Vision AI Goes Underwater
AI computer vision technology is expanding everywhere - even under the waves
AI computer vision technology has been automating imagery analysis in shoreside applications for years, identifying, categorizing and counting everything from cows to car parts. It is starting to make inroads in maritime for tasks like automatically spotting vessels and whales. Now computer vision is also standing watch underwater, thanks to a partnership between AI company Plainsight and tech startup MarineSitu.
MarineSitu is a spinoff of the University of Washington's Applied Physics Laboratory (APL-UW), a Navy-supported institute with decades of history in oceanography. The startup builds integrated sensor / video / sonar packages for monitoring marine life, particularly for renewable energy installations. To scale up and analyze a huge volume of underwater video footage, MarineSitu has partnered with Plainsight to add vision AI to its products. The Maritime Executive recently spoke with Logan Spears, Plainsight’s Co-Founder & CTO, and James Joslin, MarineSitu’s Founder & President. to learn more about recent advances in computer vision technology and potential applications under the sea.
TME: Can you tell us about MarineSitu?
James: Sure. MarineSitu came out of the University of Washington as a spinoff company, and we are trying to commercialize some of the research technologies that have been developed over the last decade at the university. In particular, we work with technology for installing instruments underwater for continuous long term monitoring.
When you have cameras or sonars or other instruments underwater for long periods of time, the large amount of data you accrue can get in the way of doing good science, unless you can implement real-time data processing. And so that is where using these AI machine learning tools comes in, providing the ability to do continuous data processing so you're not building up what we call a "data mortgage." This reduces storage requirements within the unit and communications requirements if you are in an area that has limited bandwidth.
TME: What makes Plainsight's AI well-suited for this task?
Logan: One of the things we help provide is to accelerate the AI journey by automating some of that data life cycle. That includes the data collection, data processing and data labeling. Labeling in machine learning is basically telling the AI model what to care about and what specific things to look for, and then automatically training machine learning models. Once that's done, those models are available at the edge where they can be used in the offline scenarios that James was referring to.
James: We also wanted the ability to have models that are continually learning and continually being retrained, because marine environments change very quickly. At each site where you deploy a camera or a system, the machine learning model is going to need to be retrained specifically for that site and then have continual learning so that it stays optimized. With this system, the edge device pushes a subset of its data up to the cloud, where it can be used to train and update the model.

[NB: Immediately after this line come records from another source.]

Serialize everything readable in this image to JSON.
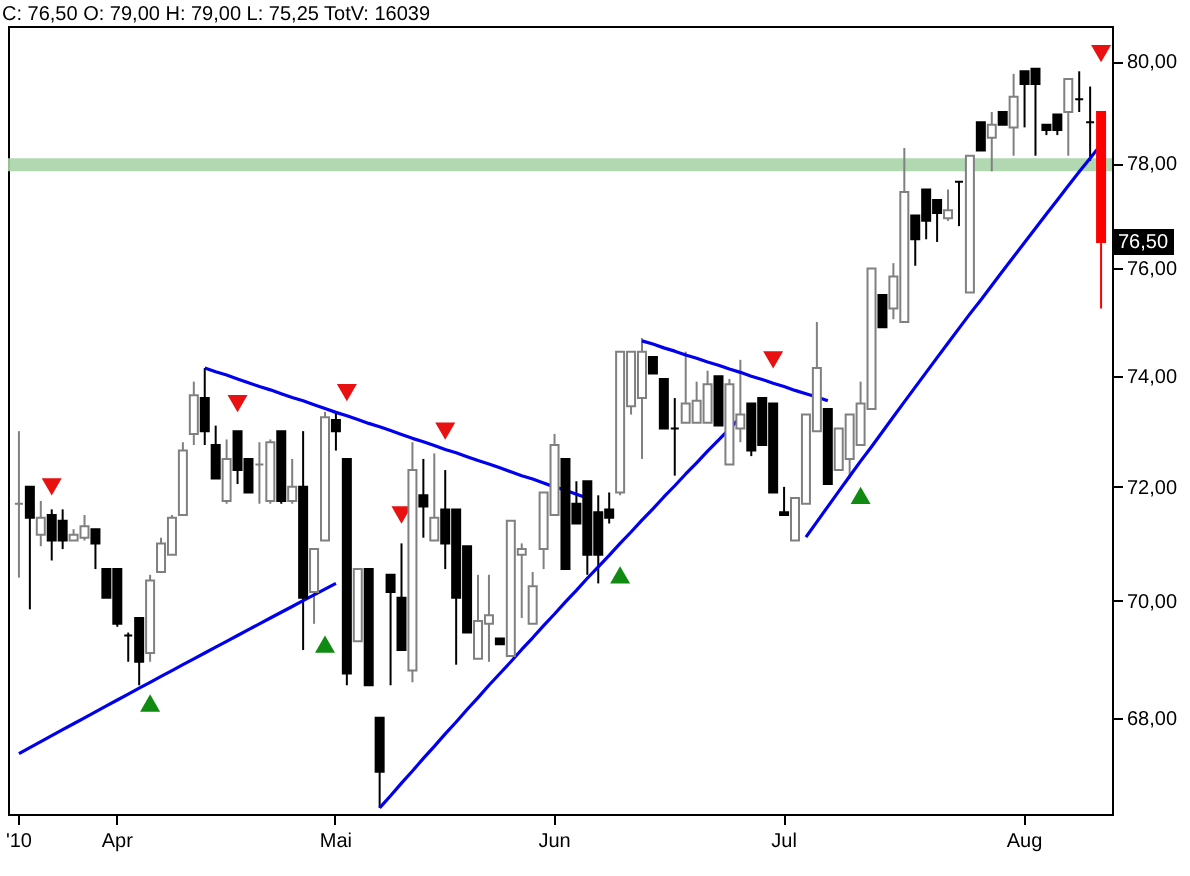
{
  "chart_data": {
    "type": "candlestick",
    "title": "C: 76,50 O: 79,00 H: 79,00 L: 75,25 TotV: 16039",
    "categories": [
      "'10",
      null,
      null,
      null,
      null,
      null,
      null,
      null,
      null,
      "Apr",
      null,
      null,
      null,
      null,
      null,
      null,
      null,
      null,
      null,
      null,
      null,
      null,
      null,
      null,
      null,
      null,
      null,
      null,
      null,
      "Mai",
      null,
      null,
      null,
      null,
      null,
      null,
      null,
      null,
      null,
      null,
      null,
      null,
      null,
      null,
      null,
      null,
      null,
      null,
      null,
      "Jun",
      null,
      null,
      null,
      null,
      null,
      null,
      null,
      null,
      null,
      null,
      null,
      null,
      null,
      null,
      null,
      null,
      null,
      null,
      null,
      null,
      "Jul",
      null,
      null,
      null,
      null,
      null,
      null,
      null,
      null,
      null,
      null,
      null,
      null,
      null,
      null,
      null,
      null,
      null,
      null,
      null,
      null,
      null,
      "Aug",
      null,
      null,
      null,
      null,
      null,
      null,
      null
    ],
    "ohlc": [
      [
        71.7,
        73.0,
        70.4,
        71.7
      ],
      [
        72.0,
        72.0,
        69.85,
        71.45
      ],
      [
        71.15,
        71.75,
        70.95,
        71.45
      ],
      [
        71.5,
        71.6,
        70.7,
        71.05
      ],
      [
        71.4,
        71.6,
        70.9,
        71.05
      ],
      [
        71.05,
        71.25,
        71.05,
        71.15
      ],
      [
        71.1,
        71.5,
        71.05,
        71.3
      ],
      [
        71.25,
        71.25,
        70.55,
        71.0
      ],
      [
        70.55,
        70.55,
        70.05,
        70.05
      ],
      [
        70.55,
        70.55,
        69.55,
        69.6
      ],
      [
        69.4,
        69.45,
        68.95,
        69.4
      ],
      [
        69.7,
        69.7,
        68.55,
        68.95
      ],
      [
        69.1,
        70.45,
        68.95,
        70.35
      ],
      [
        70.5,
        71.1,
        70.5,
        71.0
      ],
      [
        70.8,
        71.5,
        70.8,
        71.45
      ],
      [
        71.5,
        72.8,
        71.5,
        72.65
      ],
      [
        72.95,
        73.9,
        72.75,
        73.65
      ],
      [
        73.6,
        74.15,
        72.75,
        73.0
      ],
      [
        72.75,
        73.1,
        72.15,
        72.15
      ],
      [
        71.75,
        72.85,
        71.7,
        72.5
      ],
      [
        73.0,
        73.0,
        72.05,
        72.3
      ],
      [
        72.5,
        72.5,
        71.9,
        71.9
      ],
      [
        72.4,
        72.8,
        71.7,
        72.4
      ],
      [
        71.75,
        72.85,
        71.7,
        72.8
      ],
      [
        73.0,
        73.0,
        71.7,
        71.75
      ],
      [
        71.75,
        72.5,
        71.7,
        72.0
      ],
      [
        72.0,
        73.0,
        69.15,
        70.05
      ],
      [
        70.15,
        70.9,
        69.6,
        70.9
      ],
      [
        71.05,
        73.35,
        71.05,
        73.25
      ],
      [
        73.2,
        73.35,
        72.65,
        73.0
      ],
      [
        72.5,
        72.5,
        68.55,
        68.75
      ],
      [
        69.3,
        70.55,
        69.3,
        70.55
      ],
      [
        70.55,
        70.55,
        68.55,
        68.55
      ],
      [
        68.0,
        68.0,
        66.5,
        67.1
      ],
      [
        70.45,
        70.45,
        68.55,
        70.15
      ],
      [
        70.05,
        71.0,
        69.15,
        69.15
      ],
      [
        68.8,
        72.8,
        68.6,
        72.3
      ],
      [
        71.85,
        72.5,
        71.1,
        71.65
      ],
      [
        71.05,
        72.6,
        71.05,
        71.45
      ],
      [
        71.6,
        72.3,
        70.55,
        71.0
      ],
      [
        71.6,
        71.6,
        68.9,
        70.05
      ],
      [
        70.95,
        70.95,
        69.45,
        69.45
      ],
      [
        69.0,
        70.45,
        69.0,
        69.65
      ],
      [
        69.6,
        70.45,
        68.95,
        69.75
      ],
      [
        69.35,
        69.35,
        69.25,
        69.25
      ],
      [
        69.05,
        71.4,
        69.05,
        71.4
      ],
      [
        70.8,
        71.0,
        69.7,
        70.9
      ],
      [
        69.6,
        70.5,
        69.6,
        70.25
      ],
      [
        70.9,
        71.9,
        70.55,
        71.9
      ],
      [
        71.5,
        72.95,
        71.5,
        72.75
      ],
      [
        72.5,
        72.5,
        70.55,
        70.55
      ],
      [
        71.7,
        72.1,
        71.35,
        71.35
      ],
      [
        72.1,
        72.1,
        70.45,
        70.8
      ],
      [
        71.55,
        71.85,
        70.3,
        70.8
      ],
      [
        71.6,
        71.9,
        71.35,
        71.45
      ],
      [
        71.9,
        74.45,
        71.85,
        74.45
      ],
      [
        73.45,
        74.45,
        73.3,
        74.45
      ],
      [
        73.6,
        74.7,
        72.5,
        74.45
      ],
      [
        74.35,
        74.35,
        74.05,
        74.05
      ],
      [
        73.95,
        73.95,
        73.05,
        73.05
      ],
      [
        73.05,
        73.6,
        72.2,
        73.05
      ],
      [
        73.15,
        74.45,
        73.15,
        73.5
      ],
      [
        73.15,
        73.9,
        73.15,
        73.55
      ],
      [
        73.15,
        74.1,
        73.15,
        73.85
      ],
      [
        74.0,
        74.0,
        73.1,
        73.1
      ],
      [
        72.4,
        73.95,
        72.4,
        73.85
      ],
      [
        73.05,
        74.3,
        72.8,
        73.3
      ],
      [
        73.5,
        73.5,
        72.55,
        72.65
      ],
      [
        73.6,
        73.6,
        72.75,
        72.75
      ],
      [
        73.5,
        73.5,
        71.9,
        71.9
      ],
      [
        71.55,
        72.0,
        71.5,
        71.5
      ],
      [
        71.05,
        71.8,
        71.05,
        71.8
      ],
      [
        71.7,
        73.3,
        71.7,
        73.3
      ],
      [
        73.0,
        75.0,
        73.0,
        74.15
      ],
      [
        73.4,
        73.4,
        72.05,
        72.05
      ],
      [
        72.3,
        73.05,
        72.3,
        73.05
      ],
      [
        72.5,
        73.3,
        72.15,
        73.3
      ],
      [
        72.75,
        73.9,
        72.75,
        73.5
      ],
      [
        73.4,
        76.0,
        73.4,
        76.0
      ],
      [
        75.5,
        75.5,
        74.9,
        74.9
      ],
      [
        75.25,
        76.1,
        75.05,
        75.85
      ],
      [
        75.0,
        78.3,
        75.0,
        77.45
      ],
      [
        77.0,
        77.0,
        76.05,
        76.55
      ],
      [
        77.5,
        77.5,
        76.55,
        76.9
      ],
      [
        77.3,
        77.3,
        76.5,
        77.05
      ],
      [
        76.95,
        77.5,
        76.9,
        77.1
      ],
      [
        77.65,
        77.65,
        76.8,
        77.65
      ],
      [
        75.55,
        78.15,
        75.55,
        78.15
      ],
      [
        78.8,
        78.8,
        78.25,
        78.25
      ],
      [
        78.5,
        79.0,
        77.85,
        78.75
      ],
      [
        79.0,
        79.0,
        78.75,
        78.75
      ],
      [
        78.7,
        79.75,
        78.15,
        79.3
      ],
      [
        79.8,
        79.8,
        78.7,
        79.55
      ],
      [
        79.85,
        79.85,
        78.15,
        79.55
      ],
      [
        78.75,
        78.75,
        78.55,
        78.65
      ],
      [
        78.95,
        78.95,
        78.55,
        78.65
      ],
      [
        79.0,
        79.65,
        78.15,
        79.65
      ],
      [
        79.25,
        79.8,
        79.0,
        79.25
      ],
      [
        78.8,
        79.5,
        78.05,
        78.8
      ],
      [
        79.0,
        79.0,
        75.25,
        76.5
      ]
    ],
    "colors": [
      "#808080",
      "#000000",
      "#ffffff",
      "#000000",
      "#000000",
      "#ffffff",
      "#ffffff",
      "#000000",
      "#000000",
      "#000000",
      "#000000",
      "#000000",
      "#ffffff",
      "#ffffff",
      "#ffffff",
      "#ffffff",
      "#ffffff",
      "#000000",
      "#000000",
      "#ffffff",
      "#000000",
      "#000000",
      "#808080",
      "#ffffff",
      "#000000",
      "#ffffff",
      "#000000",
      "#ffffff",
      "#ffffff",
      "#000000",
      "#000000",
      "#ffffff",
      "#000000",
      "#000000",
      "#000000",
      "#000000",
      "#ffffff",
      "#000000",
      "#ffffff",
      "#000000",
      "#000000",
      "#000000",
      "#ffffff",
      "#ffffff",
      "#000000",
      "#ffffff",
      "#ffffff",
      "#ffffff",
      "#ffffff",
      "#ffffff",
      "#000000",
      "#000000",
      "#000000",
      "#000000",
      "#000000",
      "#ffffff",
      "#ffffff",
      "#ffffff",
      "#000000",
      "#000000",
      "#000000",
      "#ffffff",
      "#ffffff",
      "#ffffff",
      "#000000",
      "#ffffff",
      "#ffffff",
      "#000000",
      "#000000",
      "#000000",
      "#000000",
      "#ffffff",
      "#ffffff",
      "#ffffff",
      "#000000",
      "#ffffff",
      "#ffffff",
      "#ffffff",
      "#ffffff",
      "#000000",
      "#ffffff",
      "#ffffff",
      "#000000",
      "#000000",
      "#000000",
      "#ffffff",
      "#000000",
      "#ffffff",
      "#000000",
      "#ffffff",
      "#000000",
      "#ffffff",
      "#000000",
      "#000000",
      "#000000",
      "#000000",
      "#ffffff",
      "#000000",
      "#000000",
      "#ff0000"
    ],
    "series": [
      {
        "type": "line",
        "color": "#0000ee",
        "values": [
          67.4,
          67.5,
          67.6,
          67.7,
          67.8,
          67.9,
          68.0,
          68.1,
          68.2,
          68.3,
          68.4,
          68.5,
          68.6,
          68.7,
          68.8,
          68.9,
          69.0,
          69.1,
          69.2,
          69.3,
          69.4,
          69.5,
          69.6,
          69.7,
          69.8,
          69.9,
          70.0,
          70.1,
          70.2,
          70.3,
          null,
          null,
          null,
          null,
          null,
          null,
          null,
          null,
          null,
          null,
          null,
          null,
          null,
          null,
          null,
          null,
          null,
          null,
          null,
          null,
          null,
          null,
          null,
          null,
          null,
          null,
          null,
          null,
          null,
          null,
          null,
          null,
          null,
          null,
          null,
          null,
          null,
          null,
          null,
          null,
          null,
          null,
          null,
          null,
          null,
          null,
          null,
          null,
          null,
          null,
          null,
          null,
          null,
          null,
          null,
          null,
          null,
          null,
          null,
          null,
          null,
          null,
          null,
          null,
          null,
          null,
          null,
          null,
          null,
          null
        ]
      },
      {
        "type": "line",
        "color": "#0000ee",
        "values": [
          null,
          null,
          null,
          null,
          null,
          null,
          null,
          null,
          null,
          null,
          null,
          null,
          null,
          null,
          null,
          null,
          null,
          74.15,
          74.08,
          74.02,
          73.95,
          73.88,
          73.81,
          73.75,
          73.68,
          73.61,
          73.55,
          73.48,
          73.41,
          73.34,
          73.28,
          73.21,
          73.14,
          73.08,
          73.01,
          72.94,
          72.87,
          72.81,
          72.74,
          72.67,
          72.61,
          72.54,
          72.47,
          72.41,
          72.34,
          72.27,
          72.2,
          72.14,
          72.07,
          72.0,
          71.94,
          71.87,
          71.8,
          null,
          null,
          null,
          null,
          null,
          null,
          null,
          null,
          null,
          null,
          null,
          null,
          null,
          null,
          null,
          null,
          null,
          null,
          null,
          null,
          null,
          null,
          null,
          null,
          null,
          null,
          null,
          null,
          null,
          null,
          null,
          null,
          null,
          null,
          null,
          null,
          null,
          null,
          null,
          null,
          null,
          null,
          null,
          null,
          null,
          null,
          null
        ]
      },
      {
        "type": "line",
        "color": "#0000ee",
        "values": [
          null,
          null,
          null,
          null,
          null,
          null,
          null,
          null,
          null,
          null,
          null,
          null,
          null,
          null,
          null,
          null,
          null,
          null,
          null,
          null,
          null,
          null,
          null,
          null,
          null,
          null,
          null,
          null,
          null,
          null,
          null,
          null,
          null,
          66.5,
          66.7,
          66.91,
          67.11,
          67.32,
          67.52,
          67.73,
          67.93,
          68.14,
          68.34,
          68.55,
          68.75,
          68.95,
          69.16,
          69.36,
          69.57,
          69.77,
          69.98,
          70.18,
          70.39,
          70.59,
          70.79,
          71.0,
          71.2,
          71.41,
          71.61,
          71.82,
          72.02,
          72.23,
          72.43,
          72.64,
          72.84,
          73.04,
          73.25,
          null,
          null,
          null,
          null,
          null,
          null,
          null,
          null,
          null,
          null,
          null,
          null,
          null,
          null,
          null,
          null,
          null,
          null,
          null,
          null,
          null,
          null,
          null,
          null,
          null,
          null,
          null,
          null,
          null,
          null,
          null,
          null,
          null
        ]
      },
      {
        "type": "line",
        "color": "#0000ee",
        "values": [
          null,
          null,
          null,
          null,
          null,
          null,
          null,
          null,
          null,
          null,
          null,
          null,
          null,
          null,
          null,
          null,
          null,
          null,
          null,
          null,
          null,
          null,
          null,
          null,
          null,
          null,
          null,
          null,
          null,
          null,
          null,
          null,
          null,
          null,
          null,
          null,
          null,
          null,
          null,
          null,
          null,
          null,
          null,
          null,
          null,
          null,
          null,
          null,
          null,
          null,
          null,
          null,
          null,
          null,
          null,
          null,
          null,
          74.65,
          74.59,
          74.52,
          74.46,
          74.39,
          74.33,
          74.26,
          74.2,
          74.13,
          74.07,
          74.0,
          73.94,
          73.87,
          73.81,
          73.74,
          73.68,
          73.62,
          73.55,
          null,
          null,
          null,
          null,
          null,
          null,
          null,
          null,
          null,
          null,
          null,
          null,
          null,
          null,
          null,
          null,
          null,
          null,
          null,
          null,
          null,
          null,
          null,
          null,
          null
        ]
      },
      {
        "type": "line",
        "color": "#0000ee",
        "values": [
          null,
          null,
          null,
          null,
          null,
          null,
          null,
          null,
          null,
          null,
          null,
          null,
          null,
          null,
          null,
          null,
          null,
          null,
          null,
          null,
          null,
          null,
          null,
          null,
          null,
          null,
          null,
          null,
          null,
          null,
          null,
          null,
          null,
          null,
          null,
          null,
          null,
          null,
          null,
          null,
          null,
          null,
          null,
          null,
          null,
          null,
          null,
          null,
          null,
          null,
          null,
          null,
          null,
          null,
          null,
          null,
          null,
          null,
          null,
          null,
          null,
          null,
          null,
          null,
          null,
          null,
          null,
          null,
          null,
          null,
          null,
          null,
          71.11,
          71.38,
          71.65,
          71.92,
          72.19,
          72.46,
          72.72,
          72.99,
          73.26,
          73.53,
          73.8,
          74.07,
          74.34,
          74.61,
          74.88,
          75.15,
          75.41,
          75.68,
          75.95,
          76.22,
          76.49,
          76.76,
          77.03,
          77.3,
          77.57,
          77.84,
          78.1,
          78.37
        ]
      },
      {
        "type": "scatter",
        "marker": "triangle",
        "color": "#e81010",
        "values": [
          null,
          null,
          null,
          72.0,
          null,
          null,
          null,
          null,
          null,
          null,
          null,
          null,
          null,
          null,
          null,
          null,
          null,
          null,
          null,
          null,
          73.5,
          null,
          null,
          null,
          null,
          null,
          null,
          null,
          null,
          null,
          73.7,
          null,
          null,
          null,
          null,
          71.5,
          null,
          null,
          null,
          73.0,
          null,
          null,
          null,
          null,
          null,
          null,
          null,
          null,
          null,
          null,
          null,
          null,
          null,
          null,
          null,
          null,
          null,
          null,
          null,
          null,
          null,
          null,
          null,
          null,
          null,
          null,
          null,
          null,
          null,
          74.3,
          null,
          null,
          null,
          null,
          null,
          null,
          null,
          null,
          null,
          null,
          null,
          null,
          null,
          null,
          null,
          null,
          null,
          null,
          null,
          null,
          null,
          null,
          null,
          null,
          null,
          null,
          null,
          null,
          null,
          80.15
        ]
      },
      {
        "type": "scatter",
        "marker": "triangle",
        "color": "#108a10",
        "values": [
          null,
          null,
          null,
          null,
          null,
          null,
          null,
          null,
          null,
          null,
          null,
          null,
          68.25,
          null,
          null,
          null,
          null,
          null,
          null,
          null,
          null,
          null,
          null,
          null,
          null,
          null,
          null,
          null,
          69.25,
          null,
          null,
          null,
          null,
          null,
          null,
          null,
          null,
          null,
          null,
          null,
          null,
          null,
          null,
          null,
          null,
          null,
          null,
          null,
          null,
          null,
          null,
          null,
          null,
          null,
          null,
          70.45,
          null,
          null,
          null,
          null,
          null,
          null,
          null,
          null,
          null,
          null,
          null,
          null,
          null,
          null,
          null,
          null,
          null,
          null,
          null,
          null,
          null,
          71.85,
          null,
          null,
          null,
          null,
          null,
          null,
          null,
          null,
          null,
          null,
          null,
          null,
          null,
          null,
          null,
          null,
          null,
          null,
          null,
          null,
          null,
          null
        ]
      }
    ],
    "bands": [
      {
        "axis": "y",
        "from": 77.85,
        "to": 78.1,
        "color": "#a8d4a8"
      }
    ],
    "annotations": [
      "76,50"
    ],
    "log": true,
    "ylim": [
      66.4,
      80.7
    ],
    "yticks": [
      {
        "value": 68,
        "label": "68,00"
      },
      {
        "value": 70,
        "label": "70,00"
      },
      {
        "value": 72,
        "label": "72,00"
      },
      {
        "value": 74,
        "label": "74,00"
      },
      {
        "value": 76,
        "label": "76,00"
      },
      {
        "value": 78,
        "label": "78,00"
      },
      {
        "value": 80,
        "label": "80,00"
      }
    ]
  }
}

TME: What applications do you have in mind for this technology?
James: It's dependent on the interests of the customer, but our background is in monitoring marine life near renewable energy devices, like tidal turbines and wave energy converters. However, there are applications across the blue economy for the same type of technology, and the partnership with Plainsight will help us to grow and scale.
With Plainsight AI, MarineSitu can identify and catalogue fish in its video imagery (Illustration courtey Plainsight)
TME: Can you tell us about what your systems can do?
James: As a company, we're looking to provide a turnkey solution for long-term monitoring underwater. That includes hardware components like cameras, lights and integration hubs, plus the software for data acquisition, data processing and data management. We are trying to take the best technology that's available and make it as cost-effective as possible. Right now the majority of our work is in using optical cameras, but we also are working with imaging sonar, which can give ranges out to a hundred meters or more.
With AI, this technology is ideal for monitoring for a long period of time. Machine learning is really a game changer for the space, because now aquatic environments can be quantified with actual measurements - and in a way that doesn't require a human in the loop.
TME: Are there other promising applications out there for vision AI in the maritime world?
Logan: There's an ocean of opportunity out there. For example, let's say you're trying to monitor marine activity in every port in the entire world. You need AI to automate it to even make it possible. We're really excited about all kinds of use cases and we love partnering with companies like MarineSitu to accelerate their journey.